What’s left is best described by Denver’s Archbishop Charles Chaput as “lifeless.” Chaput said, “Much of the movie takes place in the polar north and the iciness of the setting is a perfect metaphor for the chilly, sterile spirit at the heart of the story.”
His critique is shared by two pro-life activists who accompanied me to the movie. The first is Bill Murphy, a longtime CLC leader in northern Ontario. Murphy was already familiar with Pullman’s His Dark Materials; he had picked up the third book in Pullman’s trilogy after discovering two of his teenage daughters had read the work.
Murphy found the movie’s plot both aimless and incoherent. “Ever been to a party where you’re introduced to one person after another so fast that you never get the chance to meet anyone?” he says. “This was The Golden Compass. It’s a series of empty introductions to characters you never get the chance to meet. As soon as you’re introduced to one new character, another one pops up.”

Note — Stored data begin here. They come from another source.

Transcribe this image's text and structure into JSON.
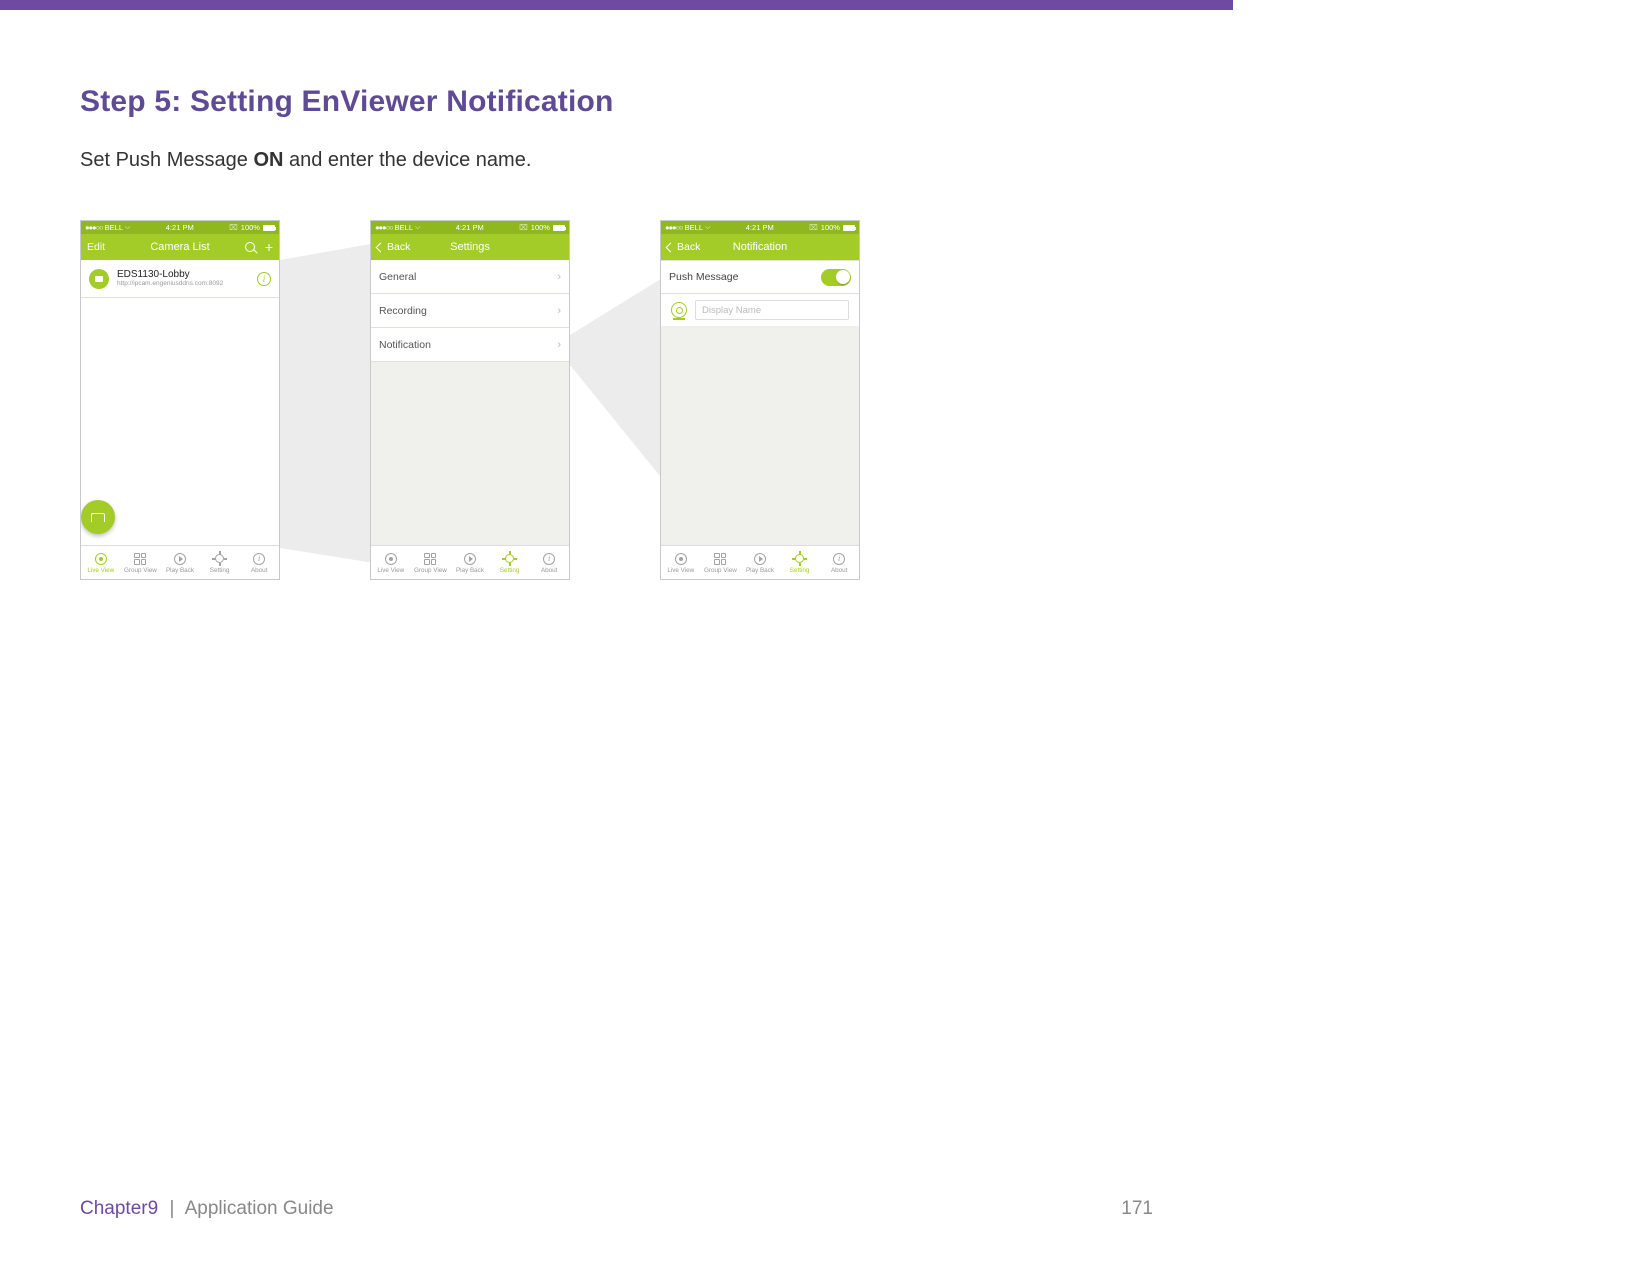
{
  "page": {
    "heading": "Step 5: Setting EnViewer Notification",
    "description_pre": "Set Push Message ",
    "description_bold": "ON",
    "description_post": " and enter the device name."
  },
  "statusbar": {
    "carrier": "BELL",
    "signal_dots": "●●●○○",
    "time": "4:21 PM",
    "battery_pct": "100%"
  },
  "tabs": {
    "live": "Live View",
    "group": "Group View",
    "play": "Play Back",
    "setting": "Setting",
    "about": "About"
  },
  "phone1": {
    "nav_left": "Edit",
    "nav_title": "Camera List",
    "camera_name": "EDS1130-Lobby",
    "camera_url": "http://ipcam.engeniusddns.com:8092"
  },
  "phone2": {
    "nav_back": "Back",
    "nav_title": "Settings",
    "rows": {
      "general": "General",
      "recording": "Recording",
      "notification": "Notification"
    }
  },
  "phone3": {
    "nav_back": "Back",
    "nav_title": "Notification",
    "push_label": "Push Message",
    "display_placeholder": "Display Name"
  },
  "footer": {
    "chapter": "Chapter9",
    "section": "Application Guide",
    "page_number": "171"
  }
}
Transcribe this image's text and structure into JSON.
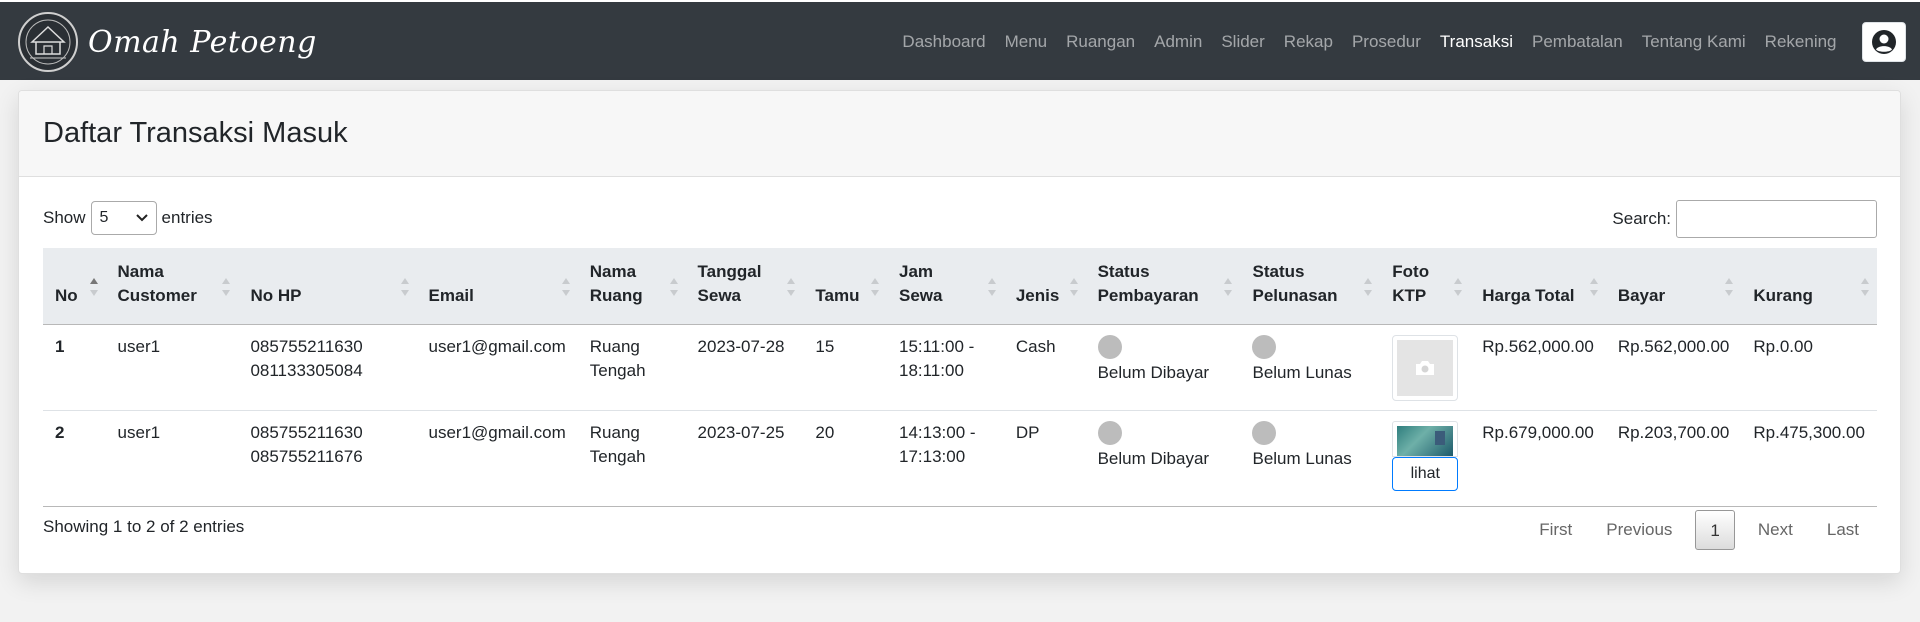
{
  "brand": {
    "name": "Omah Petoeng",
    "logo_icon": "traditional-house-emblem"
  },
  "nav": {
    "items": [
      {
        "label": "Dashboard",
        "active": false
      },
      {
        "label": "Menu",
        "active": false
      },
      {
        "label": "Ruangan",
        "active": false
      },
      {
        "label": "Admin",
        "active": false
      },
      {
        "label": "Slider",
        "active": false
      },
      {
        "label": "Rekap",
        "active": false
      },
      {
        "label": "Prosedur",
        "active": false
      },
      {
        "label": "Transaksi",
        "active": true
      },
      {
        "label": "Pembatalan",
        "active": false
      },
      {
        "label": "Tentang Kami",
        "active": false
      },
      {
        "label": "Rekening",
        "active": false
      }
    ],
    "user_icon": "user-circle-icon"
  },
  "page": {
    "title": "Daftar Transaksi Masuk"
  },
  "controls": {
    "show_label": "Show",
    "entries_value": "5",
    "entries_label": "entries",
    "search_label": "Search:",
    "search_value": ""
  },
  "table": {
    "headers": [
      [
        "No"
      ],
      [
        "Nama",
        "Customer"
      ],
      [
        "No HP"
      ],
      [
        "Email"
      ],
      [
        "Nama",
        "Ruang"
      ],
      [
        "Tanggal",
        "Sewa"
      ],
      [
        "Tamu"
      ],
      [
        "Jam",
        "Sewa"
      ],
      [
        "Jenis"
      ],
      [
        "Status",
        "Pembayaran"
      ],
      [
        "Status",
        "Pelunasan"
      ],
      [
        "Foto",
        "KTP"
      ],
      [
        "Harga Total"
      ],
      [
        "Bayar"
      ],
      [
        "Kurang"
      ]
    ],
    "rows": [
      {
        "no": "1",
        "customer": "user1",
        "hp1": "085755211630",
        "hp2": "081133305084",
        "email": "user1@gmail.com",
        "ruang1": "Ruang",
        "ruang2": "Tengah",
        "tanggal": "2023-07-28",
        "tamu": "15",
        "jam1": "15:11:00 -",
        "jam2": "18:11:00",
        "jenis": "Cash",
        "status_bayar": "Belum Dibayar",
        "status_lunas": "Belum Lunas",
        "ktp": "placeholder",
        "harga": "Rp.562,000.00",
        "bayar": "Rp.562,000.00",
        "kurang": "Rp.0.00"
      },
      {
        "no": "2",
        "customer": "user1",
        "hp1": "085755211630",
        "hp2": "085755211676",
        "email": "user1@gmail.com",
        "ruang1": "Ruang",
        "ruang2": "Tengah",
        "tanggal": "2023-07-25",
        "tamu": "20",
        "jam1": "14:13:00 -",
        "jam2": "17:13:00",
        "jenis": "DP",
        "status_bayar": "Belum Dibayar",
        "status_lunas": "Belum Lunas",
        "ktp": "photo",
        "ktp_button": "lihat",
        "harga": "Rp.679,000.00",
        "bayar": "Rp.203,700.00",
        "kurang": "Rp.475,300.00"
      }
    ]
  },
  "footer": {
    "info": "Showing 1 to 2 of 2 entries",
    "first": "First",
    "previous": "Previous",
    "current": "1",
    "next": "Next",
    "last": "Last"
  },
  "colors": {
    "navbar": "#343a40",
    "link_button_border": "#007bff",
    "status_dot": "#bcbcbc"
  }
}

Murphy’s bigger concern is the books. The father of four finds Pullman a gifted storyteller who uses Christian imagery to present an anti-Christian message. “It’s important to talk to our children about images created in literature and how they affect our thinking,” he said. “Pullman is taking images from the Bible, C.S. Lewis and other Christian writers – images with which children are already familiar – and using them to undermine children’s faith in God.”
Ken Walker, a lawyer and part-time Reformed Baptist preacher, shared Murphy’s critique and concerns. The father of two is a proud five-point Calvinist. He fell asleep about a half-hour into the movie. “The movie lacked structure and character development,” Walker said. “I literally fell asleep trying to watch it.”

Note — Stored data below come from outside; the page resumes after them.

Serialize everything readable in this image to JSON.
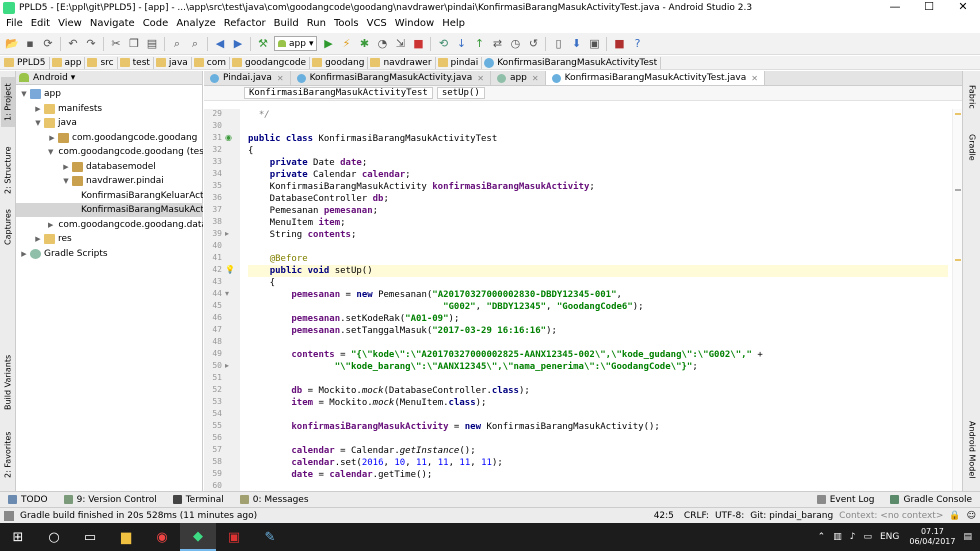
{
  "window": {
    "title": "PPLD5 - [E:\\ppl\\git\\PPLD5] - [app] - ...\\app\\src\\test\\java\\com\\goodangcode\\goodang\\navdrawer\\pindai\\KonfirmasiBarangMasukActivityTest.java - Android Studio 2.3",
    "minimize": "—",
    "maximize": "☐",
    "close": "✕"
  },
  "menu": [
    "File",
    "Edit",
    "View",
    "Navigate",
    "Code",
    "Analyze",
    "Refactor",
    "Build",
    "Run",
    "Tools",
    "VCS",
    "Window",
    "Help"
  ],
  "toolbar": {
    "run_config": "app"
  },
  "navbar": [
    "PPLD5",
    "app",
    "src",
    "test",
    "java",
    "com",
    "goodangcode",
    "goodang",
    "navdrawer",
    "pindai",
    "KonfirmasiBarangMasukActivityTest"
  ],
  "project": {
    "view": "Android",
    "tree": [
      {
        "label": "app",
        "type": "mod",
        "indent": 0,
        "arrow": "▼"
      },
      {
        "label": "manifests",
        "type": "folder",
        "indent": 1,
        "arrow": "▶"
      },
      {
        "label": "java",
        "type": "folder",
        "indent": 1,
        "arrow": "▼"
      },
      {
        "label": "com.goodangcode.goodang",
        "type": "pkg",
        "indent": 2,
        "arrow": "▶"
      },
      {
        "label": "com.goodangcode.goodang (test)",
        "type": "pkg",
        "indent": 2,
        "arrow": "▼"
      },
      {
        "label": "databasemodel",
        "type": "pkg",
        "indent": 3,
        "arrow": "▶"
      },
      {
        "label": "navdrawer.pindai",
        "type": "pkg",
        "indent": 3,
        "arrow": "▼"
      },
      {
        "label": "KonfirmasiBarangKeluarActivityTest",
        "type": "cls",
        "indent": 4,
        "arrow": ""
      },
      {
        "label": "KonfirmasiBarangMasukActivityTest",
        "type": "cls",
        "indent": 4,
        "arrow": "",
        "selected": true
      },
      {
        "label": "com.goodangcode.goodang.database (androidTest)",
        "type": "pkg",
        "indent": 2,
        "arrow": "▶"
      },
      {
        "label": "res",
        "type": "folder",
        "indent": 1,
        "arrow": "▶"
      },
      {
        "label": "Gradle Scripts",
        "type": "gradle",
        "indent": 0,
        "arrow": "▶"
      }
    ]
  },
  "left_tools": [
    "1: Project",
    "2: Structure",
    "Captures",
    "Build Variants",
    "2: Favorites"
  ],
  "right_tools": [
    "Fabric",
    "Gradle",
    "Android Model"
  ],
  "editor": {
    "tabs": [
      {
        "label": "Pindai.java",
        "active": false
      },
      {
        "label": "KonfirmasiBarangMasukActivity.java",
        "active": false
      },
      {
        "label": "app",
        "active": false
      },
      {
        "label": "KonfirmasiBarangMasukActivityTest.java",
        "active": true
      }
    ],
    "breadcrumbs": [
      "KonfirmasiBarangMasukActivityTest",
      "setUp()"
    ],
    "line_numbers": [
      "29",
      "30",
      "31",
      "32",
      "33",
      "34",
      "35",
      "36",
      "37",
      "38",
      "39",
      "40",
      "41",
      "42",
      "43",
      "44",
      "45",
      "46",
      "47",
      "48",
      "49",
      "50",
      "51",
      "52",
      "53",
      "54",
      "55",
      "56",
      "57",
      "58",
      "59",
      "60"
    ],
    "current_line_index": 13
  },
  "bottom_tools": {
    "todo": "TODO",
    "version_control": "9: Version Control",
    "terminal": "Terminal",
    "messages": "0: Messages",
    "event_log": "Event Log",
    "gradle_console": "Gradle Console"
  },
  "status": {
    "message": "Gradle build finished in 20s 528ms (11 minutes ago)",
    "position": "42:5",
    "line_sep": "CRLF:",
    "encoding": "UTF-8:",
    "git": "Git: pindai_barang",
    "context": "Context: <no context>"
  },
  "taskbar": {
    "lang": "ENG",
    "time": "07.17",
    "date": "06/04/2017"
  }
}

While Walker had not read Pullman’s books prior to seeing the movie, he still picked up upon anti-Calvinist sentiment during the parts of the movie for which he was awake. “It was subtle,” he said, explaining that the operation in movie through which the Magisterium severs children from their soul mocked the Calvinist doctrine of total depravity and loss of free will.
Walker also said it was no coincidence that the most successful fantasy films are adapted from books written by Christians like Lewis and Tolkien. “Christians create characters that you want to identify with,” Walker said, adding he was not drawn to any of Pullman’s characters. “You can’t sympathize or identify with them,” he said.
Archbishop Chaput mentions the same point in his review: “Strangest of all – and in striking contrast to the Harry Potter and Narnia stories – is the absence of joy or any real laughter in the movie,” the archbishop says. “The talented child actress who plays the film’s leading role is hobbled by a character that is uniformly unpleasant, rebellious, belligerent and humorless; the kind of young person described by one of my parent friends as needing a ‘long time-out.’”
The archbishop’s same critique could also be levelled at Pullman’s books upon which the movie is based. Yet, while the movie bombed at the box office and has been panned by most secular critics as bad art, the same is not true of the books. LifesiteNews reports that sales of Pullman’s books have risen 500 per cent in anticipation of the movie’s release, even though the movie flopped at the box office, taking in only half of what the first installment of the Narnia series took in during 2005. First Things said that parents need not worry that their children will become atheists if they watch the movie. There is no doubt that is true. The fact remains that it is the books that are the main problem, as it is through them that Pullman reveals himself as the Pied Piper of Atheism.